Riadattamento "al femminile" dell'opera omonima di Luigi Lunari: un'imprenditrice, una generalessa dell'esercito e una docente d'italiano si ritrovano nello stesso luogo per ragioni diverse credendo di trovarsi nei luoghi dei rispettivi appuntamenti, e saranno costretti a rimanervi a causa di un'esercitazione anti-inquinamento che li blocca per la notte.
La stranezza del caso porterà, così, le tre protagoniste a riflettere su se stesse e sul mondo ultraterreno. Tre sull'altalena, uno spettacolo che tra ironia e riflessione mette in scena il punto di contatto tra il piano materiale e quello metafisico dell'esistenza.

Il senso dell'attesa

Divenuta in breve tempo pietra miliare del teatro contemporaneo, l'opera di Lunari è riproposta da Negri attraverso alcune alterazioni del testo originale che lasciano pressoché immutato l'assetto complessivo. Oltre la riduzione da due ad un unico atto, Negri immagina la vicenda vissuta da un punto di vista femminile. Infatti, in luogo di un commendatore, un generale e un professore, il riadattamento di Negri vede protagoniste un'imprenditrice, una generalessa e una docente di lettere.
La mutazione della prospettiva mantiene, comunque, inalterato il ritmo incalzante e la carica ironica delle battute in una recitazione che procede dall'indefinito al definito.
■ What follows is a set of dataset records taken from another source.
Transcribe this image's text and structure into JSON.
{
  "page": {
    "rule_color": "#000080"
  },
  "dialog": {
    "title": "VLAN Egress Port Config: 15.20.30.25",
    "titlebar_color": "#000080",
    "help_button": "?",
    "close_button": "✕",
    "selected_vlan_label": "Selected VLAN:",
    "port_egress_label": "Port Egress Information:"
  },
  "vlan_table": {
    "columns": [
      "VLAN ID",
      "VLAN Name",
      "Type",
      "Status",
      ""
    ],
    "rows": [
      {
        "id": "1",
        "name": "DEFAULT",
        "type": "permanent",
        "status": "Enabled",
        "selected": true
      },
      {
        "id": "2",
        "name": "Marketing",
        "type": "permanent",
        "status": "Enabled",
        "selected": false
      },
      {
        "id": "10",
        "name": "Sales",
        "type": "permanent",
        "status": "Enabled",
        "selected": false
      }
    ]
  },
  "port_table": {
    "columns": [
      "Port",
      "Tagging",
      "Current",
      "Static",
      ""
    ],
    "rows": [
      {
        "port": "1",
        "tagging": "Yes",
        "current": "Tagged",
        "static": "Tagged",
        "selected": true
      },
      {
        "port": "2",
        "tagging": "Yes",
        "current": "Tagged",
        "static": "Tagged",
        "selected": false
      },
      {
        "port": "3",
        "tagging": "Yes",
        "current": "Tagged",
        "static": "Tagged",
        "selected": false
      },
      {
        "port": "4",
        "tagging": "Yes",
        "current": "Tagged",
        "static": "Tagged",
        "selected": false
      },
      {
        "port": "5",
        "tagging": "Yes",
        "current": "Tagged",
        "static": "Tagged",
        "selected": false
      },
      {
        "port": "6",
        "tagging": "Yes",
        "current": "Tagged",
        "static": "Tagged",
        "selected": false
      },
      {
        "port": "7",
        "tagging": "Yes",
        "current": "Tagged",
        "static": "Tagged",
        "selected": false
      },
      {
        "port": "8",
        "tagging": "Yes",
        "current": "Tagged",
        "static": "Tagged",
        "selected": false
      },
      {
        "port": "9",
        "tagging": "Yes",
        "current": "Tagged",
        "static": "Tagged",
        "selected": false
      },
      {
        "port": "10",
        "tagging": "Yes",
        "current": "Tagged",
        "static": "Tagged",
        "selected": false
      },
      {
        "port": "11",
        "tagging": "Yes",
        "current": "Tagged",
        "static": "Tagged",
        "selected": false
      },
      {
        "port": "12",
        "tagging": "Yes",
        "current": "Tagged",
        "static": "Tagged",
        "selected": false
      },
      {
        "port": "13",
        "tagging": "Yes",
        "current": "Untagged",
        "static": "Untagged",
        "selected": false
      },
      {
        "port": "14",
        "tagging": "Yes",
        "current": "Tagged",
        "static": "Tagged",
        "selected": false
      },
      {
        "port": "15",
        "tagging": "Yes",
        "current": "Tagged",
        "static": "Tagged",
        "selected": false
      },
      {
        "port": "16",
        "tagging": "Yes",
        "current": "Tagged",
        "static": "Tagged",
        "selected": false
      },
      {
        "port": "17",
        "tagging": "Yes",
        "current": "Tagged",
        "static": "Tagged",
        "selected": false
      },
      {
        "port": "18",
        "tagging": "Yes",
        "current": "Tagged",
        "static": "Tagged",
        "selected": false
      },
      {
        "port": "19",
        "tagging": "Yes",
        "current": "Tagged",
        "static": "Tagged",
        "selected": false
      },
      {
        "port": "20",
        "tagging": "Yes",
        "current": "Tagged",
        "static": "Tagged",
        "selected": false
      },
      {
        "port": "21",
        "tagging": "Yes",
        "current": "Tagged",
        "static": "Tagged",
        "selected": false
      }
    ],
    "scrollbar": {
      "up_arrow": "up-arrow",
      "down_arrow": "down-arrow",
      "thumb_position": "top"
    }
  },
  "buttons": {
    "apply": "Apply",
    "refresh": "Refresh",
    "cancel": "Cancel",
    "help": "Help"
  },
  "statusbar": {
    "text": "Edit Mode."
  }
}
Quella che si prospetta alla vista dello spettatore è una situazione di attesa. Le tre protagoniste, trovandosi in uno stesso luogo per motivi diversi e credendo che quel luogo rifletta l'ubicazione dei rispettivi appuntamenti (segreteria politica, ufficio d'affari, casa editrice), tenteranno di scoprire il reale motivo della loro strana convocazione in un luogo tanto strano e insolito (perfettamente reso dalle scenografie rappresentanti un anonimo salotto) dal quale non è possibile andare via a causa di un'esercitazione anti-inquinamento che le costringe a trascorrere lì la note.

Le oscillazioni della vita

Durante i tentativi delle rispettive protagoniste di comprendere ciò che è loro accaduto secondo le rispettive logiche di pensiero emerge quella stratificazione sociale che caratterizza a più riprese la realtà. La giovane imprenditrice tenta inutilmente di mantenere il controllo di una situazione che non riesce a comprendere (provocandosi panico inconsulto); la generalessa sfrutta il suo sangue freddo per darsi spiegazioni che si rivelano semplici congetture; la docente tenta di spiegare il tutto mediane la logica e la filosofia, costrette a cadere di fronte l'assurdo. Ecco che in questo senso prende forma quella "altalena" presente nel titolo, che sembra rappresentare le oscillazioni di un relativismo umano che non sa far fronte a un contesto inafferrabile e, come nel caso della commedia, apparentemente inspiegabile.

Da Beckett a Fo

Il senso dell'attesa raggiunge il suo apice con l'ipotesi che la camera dove esse si trovano possa essere un'anticamera per l'Aldilà viste varie strane occorrenze e l'improvvisa entrata in scena dell'uomo delle pulizie che, attraverso un linguaggio ambiguo, instilla ancor più il dubbio e il timore (di Dio) nella mente delle tre donne. Un finale aperto, dunque, che inscrive l'opera in un solco a metà tra l'assurdo e il metafisico alla maniera di Samuel Beckett, tra il comico e la satira sociale alla maniera di Dario Fo. La rilettura in chiave femminile di Tre sull'altalena non muta l'impostazione originale dell'opera, mantenendo, in fine, il senso primario e primitivo dell'opera di Lunari.

 

Visto il 12/11/2017

Salvatore Di Marzo

  Redattore

Nato e laureato a Napoli, Salvatore Di Marzo collabora a diverse testate giornalistiche e progetti culturali universitari con articoli e recensioni.&n...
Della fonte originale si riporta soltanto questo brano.